News

A message from Lashawn Richburg-Hayes, vice president of Insight Policy Research and president-elect of SREE, to SREE community members

June 9, 2020 by Daven Ralston

It is with a heavy heart and frayed nerves that I write this message. As we continue to figure out how to manage the uncertainty of the pandemic, many of us are also managing additional rage, heartbreak, and frustration with another death of a Black man. As a Black woman—married to a Black man and a mother of two young Black men—my lived experience is one of fear and worry. I live with a constant concern that my husband may be pulled over and a simple traffic stop can turn into a tragedy or that my son will bike through the “wrong” neighborhood with life threatening consequences. At the same time, I bristle at suggestions that I should monitor my sons more closely and not let them venture far. I don’t feel that they should be held accountable for a system that has relegated people of a certain skin color to be lesser and therefore treated as less than human.

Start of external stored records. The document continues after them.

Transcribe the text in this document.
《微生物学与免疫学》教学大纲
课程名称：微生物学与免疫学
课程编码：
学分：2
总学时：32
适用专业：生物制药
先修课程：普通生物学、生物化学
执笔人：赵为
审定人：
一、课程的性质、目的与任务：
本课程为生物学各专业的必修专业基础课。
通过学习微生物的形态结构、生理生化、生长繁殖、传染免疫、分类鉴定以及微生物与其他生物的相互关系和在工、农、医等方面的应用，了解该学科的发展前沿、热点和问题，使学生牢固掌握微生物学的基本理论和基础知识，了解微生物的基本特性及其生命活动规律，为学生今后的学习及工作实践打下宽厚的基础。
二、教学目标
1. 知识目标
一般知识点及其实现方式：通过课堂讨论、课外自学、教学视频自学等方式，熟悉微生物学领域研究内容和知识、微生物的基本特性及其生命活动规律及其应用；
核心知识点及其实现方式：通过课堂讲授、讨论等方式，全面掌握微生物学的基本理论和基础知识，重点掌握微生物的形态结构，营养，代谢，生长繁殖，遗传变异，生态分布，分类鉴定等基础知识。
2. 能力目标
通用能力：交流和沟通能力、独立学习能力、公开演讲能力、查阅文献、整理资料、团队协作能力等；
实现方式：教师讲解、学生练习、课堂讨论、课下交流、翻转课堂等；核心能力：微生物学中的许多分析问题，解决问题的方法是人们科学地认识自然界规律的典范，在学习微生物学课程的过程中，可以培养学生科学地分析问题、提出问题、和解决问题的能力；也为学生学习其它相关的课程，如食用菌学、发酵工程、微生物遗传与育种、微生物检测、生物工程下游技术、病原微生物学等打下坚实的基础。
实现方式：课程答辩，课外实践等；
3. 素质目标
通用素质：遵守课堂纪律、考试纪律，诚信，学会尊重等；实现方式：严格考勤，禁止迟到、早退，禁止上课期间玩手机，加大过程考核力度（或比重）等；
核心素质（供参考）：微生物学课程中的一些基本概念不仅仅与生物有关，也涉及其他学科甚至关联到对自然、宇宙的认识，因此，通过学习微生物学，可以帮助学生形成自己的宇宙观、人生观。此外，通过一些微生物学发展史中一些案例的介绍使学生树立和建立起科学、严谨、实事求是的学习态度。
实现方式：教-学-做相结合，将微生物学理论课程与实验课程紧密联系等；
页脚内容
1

I truly believe that we are at a critical point in our history where we can make an inflection point that turns this trend around. I believe that we can each use this opportunity to learn more about the contributors to inequities, name institutional structures that support them, and identify solutions that disrupt the status quo that fosters inequality. To become students again, learning to recognize the microaggressions (and macroaggressions) that people of color face and confront them. I believe that we have an opportunity to further open the dialogue about race, racism, and the cost of privilege.

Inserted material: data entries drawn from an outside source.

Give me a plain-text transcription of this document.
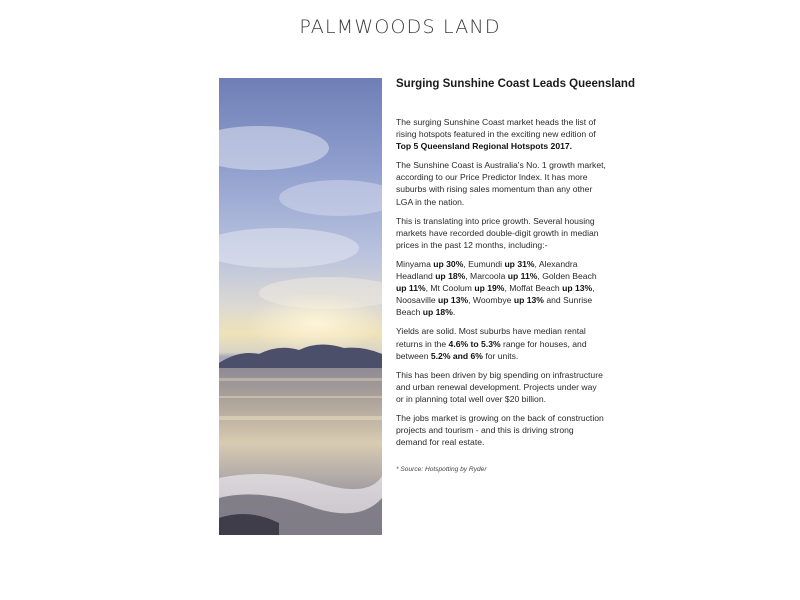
PALMWOODS LAND
Surging Sunshine Coast Leads Queensland

The surging Sunshine Coast market heads the list of rising hotspots featured in the exciting new edition of Top 5 Queensland Regional Hotspots 2017.

The Sunshine Coast is Australia's No. 1 growth market, according to our Price Predictor Index. It has more suburbs with rising sales momentum than any other LGA in the nation.

This is translating into price growth. Several housing markets have recorded double-digit growth in median prices in the past 12 months, including:-

Minyama up 30%, Eumundi up 31%, Alexandra Headland up 18%, Marcoola up 11%, Golden Beach up 11%, Mt Coolum up 19%, Moffat Beach up 13%, Noosaville up 13%, Woombye up 13% and Sunrise Beach up 18%.

Yields are solid. Most suburbs have median rental returns in the 4.6% to 5.3% range for houses, and between 5.2% and 6% for units.

This has been driven by big spending on infrastructure and urban renewal development. Projects under way or in planning total well over $20 billion.

The jobs market is growing on the back of construction projects and tourism - and this is driving strong demand for real estate.

* Source: Hotspotting by Ryder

As researchers, we have the opportunity to reflect on how we can further add nuance to our work through mixed methods that seek to identify and codify context from multiple perspectives; through identifying policies that are either racialized or have racial implications; and to think deeply about recommendations and next steps that move toward joint solutions (rather than ones that act upon communities of color without their input). We have the opportunity to work with our colleagues on these difficult topics and to engage with our Researchers of Color (ROC) group at SREE on ways that our professions can change and further dismantle the structures that foster separation, distrust, and differential opportunity. Together, as a research community, we can use this period to further reflect on moving educational effectiveness beyond methodology to practical and equitable application.